Posted on March 30, 2026

Dr. Jaimie Lunsford, a graduate of the clinical program (Faculty mentor: Dr. Kari Eddington) recently published her dissertation work in Emotion. Check out the abstract (i.e., a summary of the work) below, and read the full paper here.

Congratulations, Dr. Lunsford!

This study used a qualitative approach to examine how specificity in emotional labeling (reflecting greater differentiation) and clarity of emotion attributions in daily life are associated with depressive symptoms and cognition (rumination and overgeneralization). Participants were 191 young adults (74% female, racially/ethnically diverse, mean age 19) who completed baseline measures and a 14-day daily diary that included two prompts about their current experience of negative emotion. Participant-generated negative emotion labels and open-ended descriptions were coded for level of specificity and attributional clarity, respectively, by two trained coders with acceptable interrater agreement. Results revealed that participants made use of many nonstandard labels (87% of words) to describe their emotions, words that would not have been captured using standard emotion rating scales.
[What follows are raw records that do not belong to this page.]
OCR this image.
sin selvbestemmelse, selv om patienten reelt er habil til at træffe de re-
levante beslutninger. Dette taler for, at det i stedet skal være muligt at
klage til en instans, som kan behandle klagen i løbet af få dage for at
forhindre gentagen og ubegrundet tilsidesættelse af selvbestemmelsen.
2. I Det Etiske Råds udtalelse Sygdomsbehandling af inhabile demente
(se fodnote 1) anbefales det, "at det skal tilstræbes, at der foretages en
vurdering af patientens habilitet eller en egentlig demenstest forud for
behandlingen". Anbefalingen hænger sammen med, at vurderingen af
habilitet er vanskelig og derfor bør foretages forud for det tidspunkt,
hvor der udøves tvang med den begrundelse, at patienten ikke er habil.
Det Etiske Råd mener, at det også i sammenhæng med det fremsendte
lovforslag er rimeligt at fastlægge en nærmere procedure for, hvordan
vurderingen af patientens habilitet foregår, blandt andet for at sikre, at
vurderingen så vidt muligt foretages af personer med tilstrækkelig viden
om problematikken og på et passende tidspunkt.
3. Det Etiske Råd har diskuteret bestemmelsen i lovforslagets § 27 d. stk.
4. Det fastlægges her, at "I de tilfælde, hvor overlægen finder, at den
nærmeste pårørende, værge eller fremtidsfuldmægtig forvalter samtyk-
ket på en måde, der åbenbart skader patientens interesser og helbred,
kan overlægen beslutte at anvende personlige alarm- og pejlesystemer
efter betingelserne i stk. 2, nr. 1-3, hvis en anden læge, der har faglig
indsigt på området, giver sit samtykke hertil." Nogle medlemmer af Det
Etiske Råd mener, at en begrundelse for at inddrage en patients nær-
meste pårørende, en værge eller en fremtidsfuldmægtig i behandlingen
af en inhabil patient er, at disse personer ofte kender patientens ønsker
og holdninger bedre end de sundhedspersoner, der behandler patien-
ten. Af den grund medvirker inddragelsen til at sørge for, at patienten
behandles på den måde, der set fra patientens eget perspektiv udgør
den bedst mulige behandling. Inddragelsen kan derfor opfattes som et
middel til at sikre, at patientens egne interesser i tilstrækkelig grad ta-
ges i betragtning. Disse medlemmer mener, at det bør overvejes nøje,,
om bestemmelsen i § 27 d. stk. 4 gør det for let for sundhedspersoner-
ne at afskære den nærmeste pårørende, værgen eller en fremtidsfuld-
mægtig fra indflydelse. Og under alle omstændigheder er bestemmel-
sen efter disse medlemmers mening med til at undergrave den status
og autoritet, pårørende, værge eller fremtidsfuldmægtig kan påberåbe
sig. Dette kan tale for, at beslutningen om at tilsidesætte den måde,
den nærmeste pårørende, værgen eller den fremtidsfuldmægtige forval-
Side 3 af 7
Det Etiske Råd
Momentary specificity was unrelated to momentary rumination and overgeneralizing cognitions and was also unrelated to traditionally derived negative emotion differentiation (using intraclass correlations). However, attributional clarity significantly predicted momentary rumination and overgeneralizing as well as depressive symptoms. Our results point to limitations with specificity coding but suggest that momentary attributions may play a pivotal role in depression and depression-related cognitions.